In essence, mathematical models help us make sense of the world. They let us understand human behavior and the systems we deal with every day. By using these models, we can learn, adapt, and adjust our strategies to keep up with the changes around us.

## System Identification¶

System identification is a data-driven framework to model dynamical systems. Initially, scientists focused on linear system identification, but this has been changing over the past decades with more emphasis in nonlinear systems. Nonlinear system identification is widely considered to be one of the most important topics concerning the modeling of many different dynamical systems, from time-series to severally nonlinear dynamic behaviors.

Extensive resources, including excellent textbooks covering linear system identification and time series forecasting are readily available. In this book, we revisit some known topics, but we also try to approach such subjects in a different and complementary way. We will explore the modeling of nonlinear dynamic systems using NARMAX(Nonlinear AutoRegressive Moving Average model with eXogenous inputs) methods, which were introduced by [Stephen A. Billings] in 1981.

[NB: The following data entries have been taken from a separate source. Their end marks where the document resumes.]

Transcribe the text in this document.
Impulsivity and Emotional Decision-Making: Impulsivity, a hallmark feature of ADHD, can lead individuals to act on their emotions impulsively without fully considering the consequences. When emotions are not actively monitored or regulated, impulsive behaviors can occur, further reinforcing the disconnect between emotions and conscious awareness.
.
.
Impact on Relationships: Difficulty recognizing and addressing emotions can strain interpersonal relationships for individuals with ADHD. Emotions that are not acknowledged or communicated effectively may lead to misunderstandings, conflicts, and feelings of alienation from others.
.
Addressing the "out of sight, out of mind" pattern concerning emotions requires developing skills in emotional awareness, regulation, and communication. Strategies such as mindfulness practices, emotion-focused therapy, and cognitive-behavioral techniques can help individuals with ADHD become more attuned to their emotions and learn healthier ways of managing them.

## Linear or Nonlinear System Identification¶

### Linear Models¶

While most real world systems are nonlinear, you probably should give linear models a try first. Linear models usually serves as a strong baseline and can be good enough for your case, giving satisfactory performance. Astron and Murray and Glad and Ljung showed that many nonlinear systems can be well described by locally linear models. Besides, linear models are easy to fit, easy to interpret, and requires less computational resources than nonlinear models, allowing you to experiment fast and gather insights before thinking about gray box models or complex nonlinear models.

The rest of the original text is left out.